Based on the true story of photographer Maria Larsson, Everlasting Moments follows Maria, a young woman in Sweden at the turn of the century, through her relationship with her abusive husband and the young man who shows her how to work her camera. "Something's missing", says the Evening Standard (3 stars). "The figures in Maria's photographs are uncannily substantial. The characters in the film, by comparison, seem like fragrant ghosts". Empire (3 stars) agrees that it's "superficially interesting in many ways but this doesn't really engage on a deeper level". However, the Independent has a soft spot for the film, which "is conventional at heart, yet it's beautifully photographed, in a kind of creamy sepia... It's also very finely acted by Maria Heiskanen, who makes of her thwarted heroine something quite moving" (4 stars).

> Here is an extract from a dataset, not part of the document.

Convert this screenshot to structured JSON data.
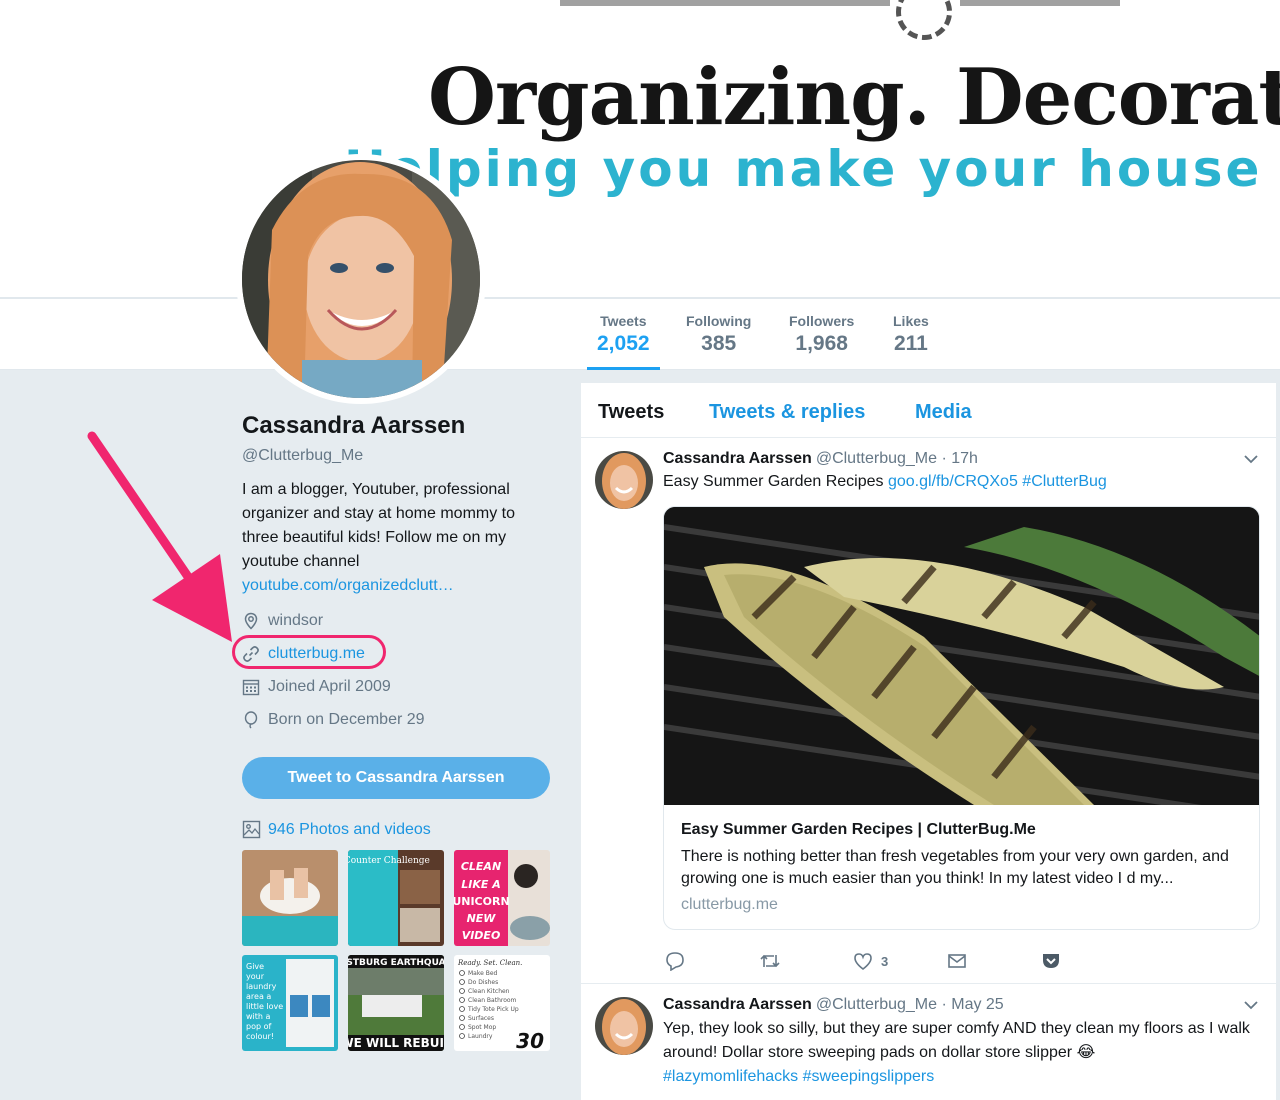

Hooliganism amongst Tranmere Rovers fans in the late 70s is the theme of Awaydays, Kevin Sampson adapting his 1988 novel that helped spawn This is England and Green Street. "He may have helped invent these cliches, but that doesn't make them a whit less tedious to watch" reckons the Evening Standard (3 stars). "Curtes Lee Mitchell's photography of the misty river and that milky Liverpool light are outstanding. But topographical accuracy is no substitute for dramatic credibility, or for actorly competence" sniffs the Independent (2 stars), while the Telegraph breaks from the crowd in giving 4 stars to a "impressively distinctive rites-of-passage story".

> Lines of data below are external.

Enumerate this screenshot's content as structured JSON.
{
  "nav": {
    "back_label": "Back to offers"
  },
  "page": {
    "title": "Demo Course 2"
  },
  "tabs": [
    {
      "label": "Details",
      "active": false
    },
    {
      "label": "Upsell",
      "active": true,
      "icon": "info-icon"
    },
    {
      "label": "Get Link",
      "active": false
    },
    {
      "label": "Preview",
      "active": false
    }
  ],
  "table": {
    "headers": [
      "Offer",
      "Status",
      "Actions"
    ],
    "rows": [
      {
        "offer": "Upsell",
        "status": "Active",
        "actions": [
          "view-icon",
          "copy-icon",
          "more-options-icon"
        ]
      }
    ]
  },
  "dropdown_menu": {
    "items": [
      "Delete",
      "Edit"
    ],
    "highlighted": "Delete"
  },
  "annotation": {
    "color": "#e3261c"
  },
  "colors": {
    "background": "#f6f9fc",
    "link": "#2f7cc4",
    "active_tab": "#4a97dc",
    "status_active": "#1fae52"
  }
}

"The French... are increasingly world masters at thrillers, mixing complex, empathetic and deeply human characters with fabulously preposterous plotlines" says the Times in praise of Mark of an Angel (3 stars). Catherine Frot "creates a moving, assured portrayal of a damaged woman" (Guardian, 3 stars) becoming becomes obsessed with a young girl who looks uncannily familiar. This is a thriller that excels in misdirection; "just when the film seems to have boxed itself into a corner - an innocent family torn apart by the delusions of a psycho-mum - it performs an audacious volte-face that few would have seen coming" (Independent, 3 stars).

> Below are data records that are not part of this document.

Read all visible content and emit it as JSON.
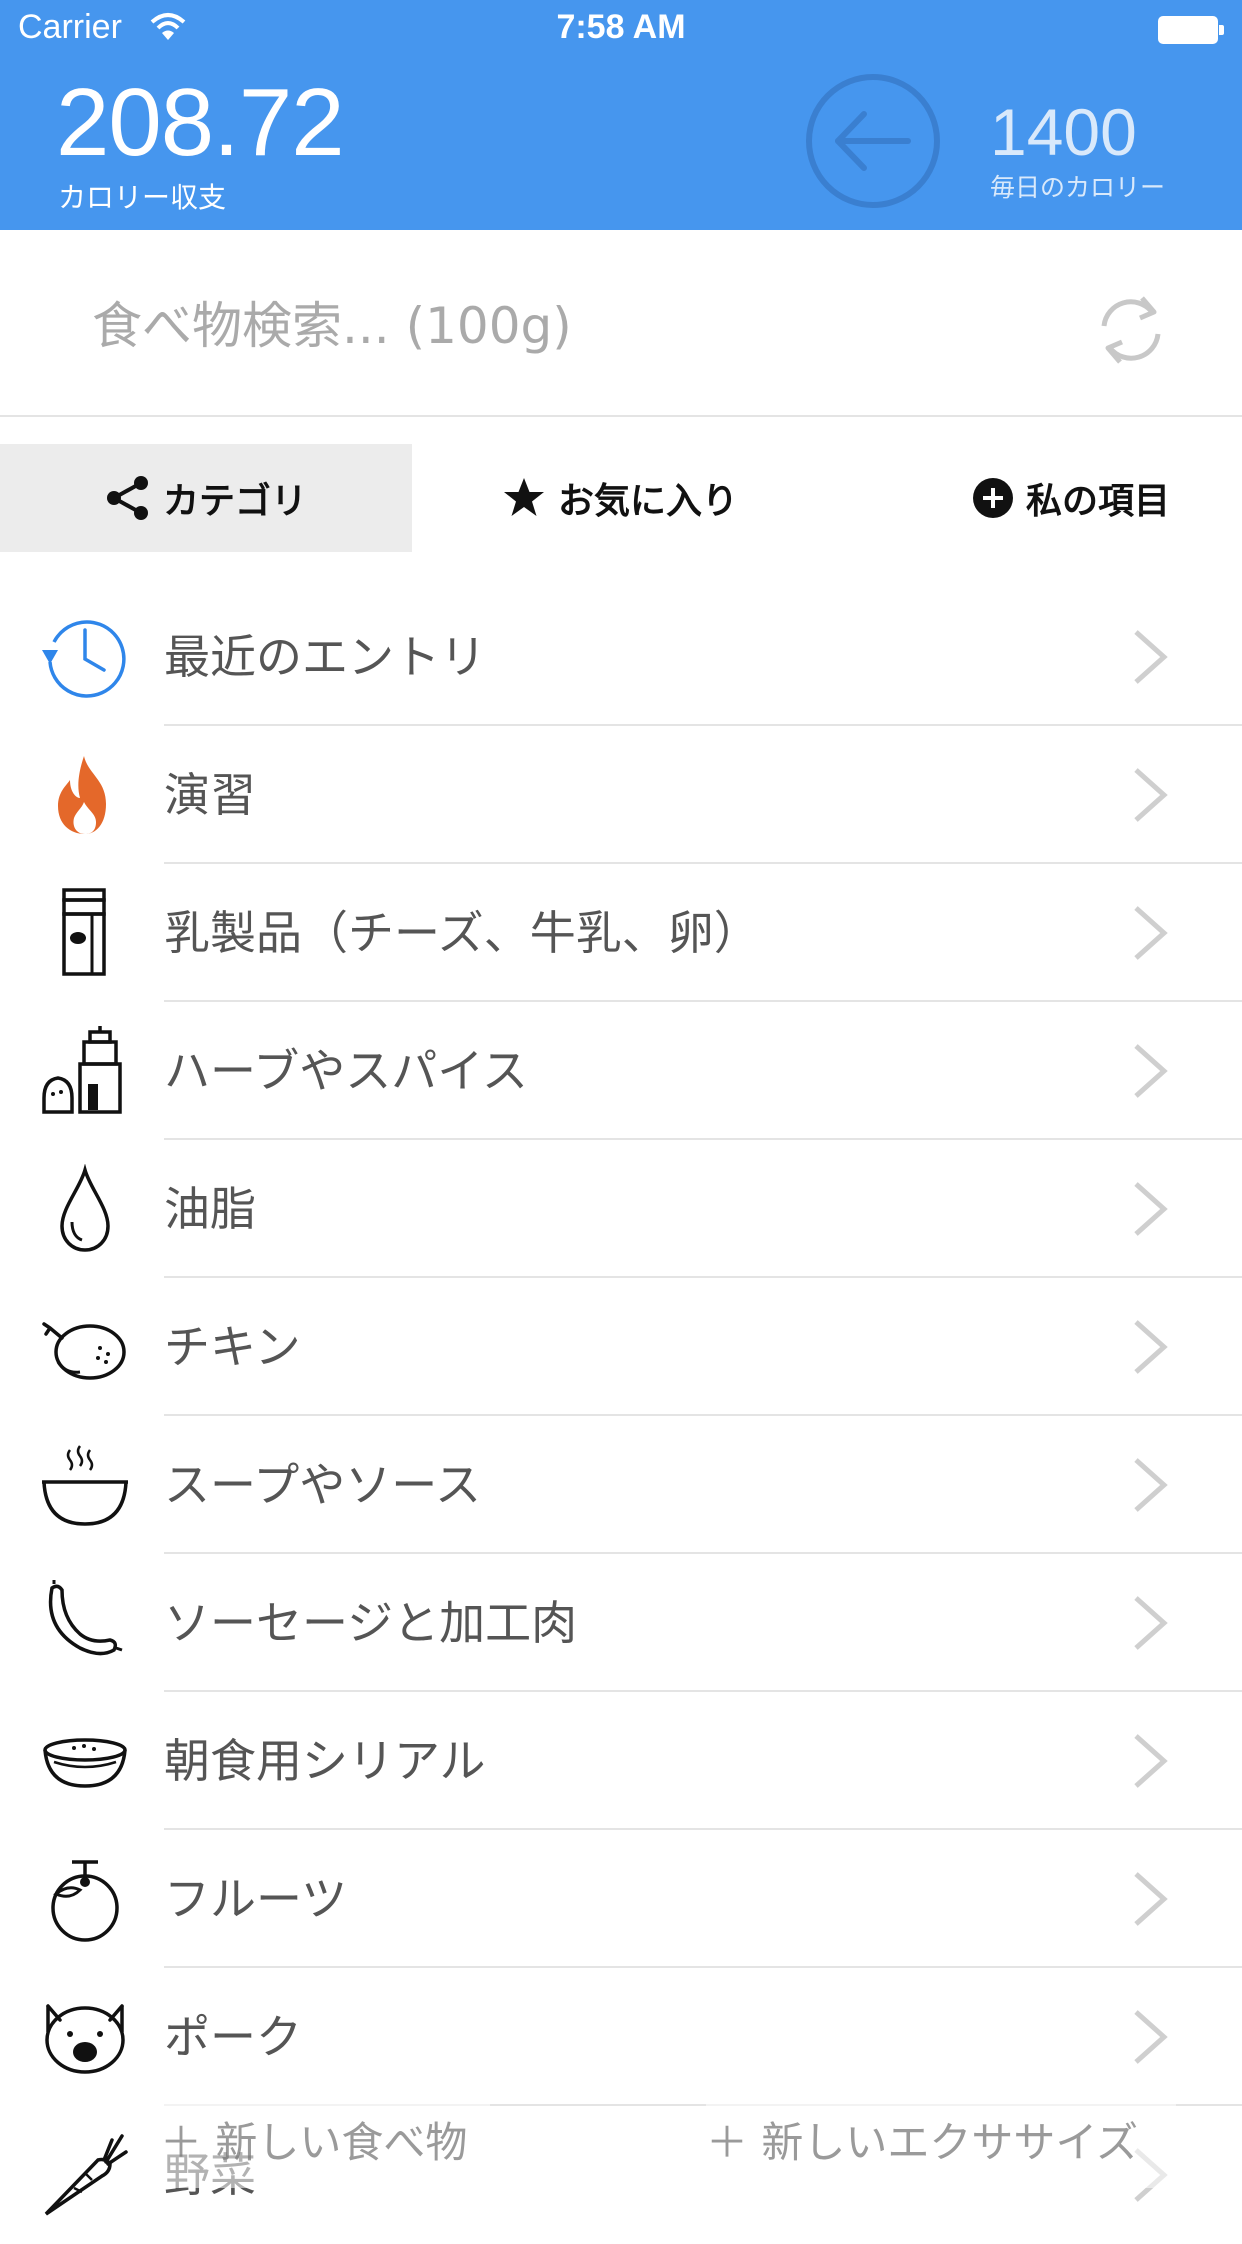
{
  "status_bar": {
    "carrier": "Carrier",
    "time": "7:58 AM"
  },
  "header": {
    "balance_value": "208.72",
    "balance_label": "カロリー収支",
    "daily_value": "1400",
    "daily_label": "毎日のカロリー"
  },
  "search": {
    "placeholder": "食べ物検索... (100g)"
  },
  "tabs": [
    {
      "label": "カテゴリ",
      "icon": "share-icon",
      "active": true
    },
    {
      "label": "お気に入り",
      "icon": "star-icon",
      "active": false
    },
    {
      "label": "私の項目",
      "icon": "plus-circle-icon",
      "active": false
    }
  ],
  "categories": [
    {
      "label": "最近のエントリ",
      "icon": "history-clock-icon"
    },
    {
      "label": "演習",
      "icon": "fire-icon"
    },
    {
      "label": "乳製品（チーズ、牛乳、卵）",
      "icon": "milk-carton-icon"
    },
    {
      "label": "ハーブやスパイス",
      "icon": "spice-grinder-icon"
    },
    {
      "label": "油脂",
      "icon": "oil-drop-icon"
    },
    {
      "label": "チキン",
      "icon": "roast-chicken-icon"
    },
    {
      "label": "スープやソース",
      "icon": "soup-bowl-icon"
    },
    {
      "label": "ソーセージと加工肉",
      "icon": "sausage-icon"
    },
    {
      "label": "朝食用シリアル",
      "icon": "cereal-bowl-icon"
    },
    {
      "label": "フルーツ",
      "icon": "fruit-icon"
    },
    {
      "label": "ポーク",
      "icon": "pig-icon"
    },
    {
      "label": "野菜",
      "icon": "carrot-icon"
    }
  ],
  "bottom_actions": {
    "new_food": "新しい食べ物",
    "new_exercise": "新しいエクササイズ"
  },
  "colors": {
    "header_bg": "#4696ee",
    "active_tab_bg": "#ececec",
    "history_icon": "#2f86ea",
    "fire_icon": "#e4682a"
  }
}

As already mentioned, there are so many films out this week that only the Guardian reviews them all. And more power to them. But because of that, we're just going to give you a quick once-over and you can read the rest yourself. Objectified (3 stars): "Gary Hustwit's film Helvetica brought the joys of typeface design out of the rarefied world of magazine designers. His followup widens the scope a little... namely, the careful thought that goes into the creation of apparently ubiquitous and everyday objects". Painters Painting (3 stars): "a concise study of a postwar period when American painting eclipsed all comers". Alice Neel (3 stars): "a biography of the American figure painter Alice Neel, generally unregarded during her life until she was being adopted by the women's movement in the 1970s". Louise Bourgeois: The Spider, the Mistress, and the Tangerine (2 stars): "Louise Bourgeois was another artist to benefit from enthusiastic promotion by the women's movement; like Neel, this public acclaim came late - but not too late".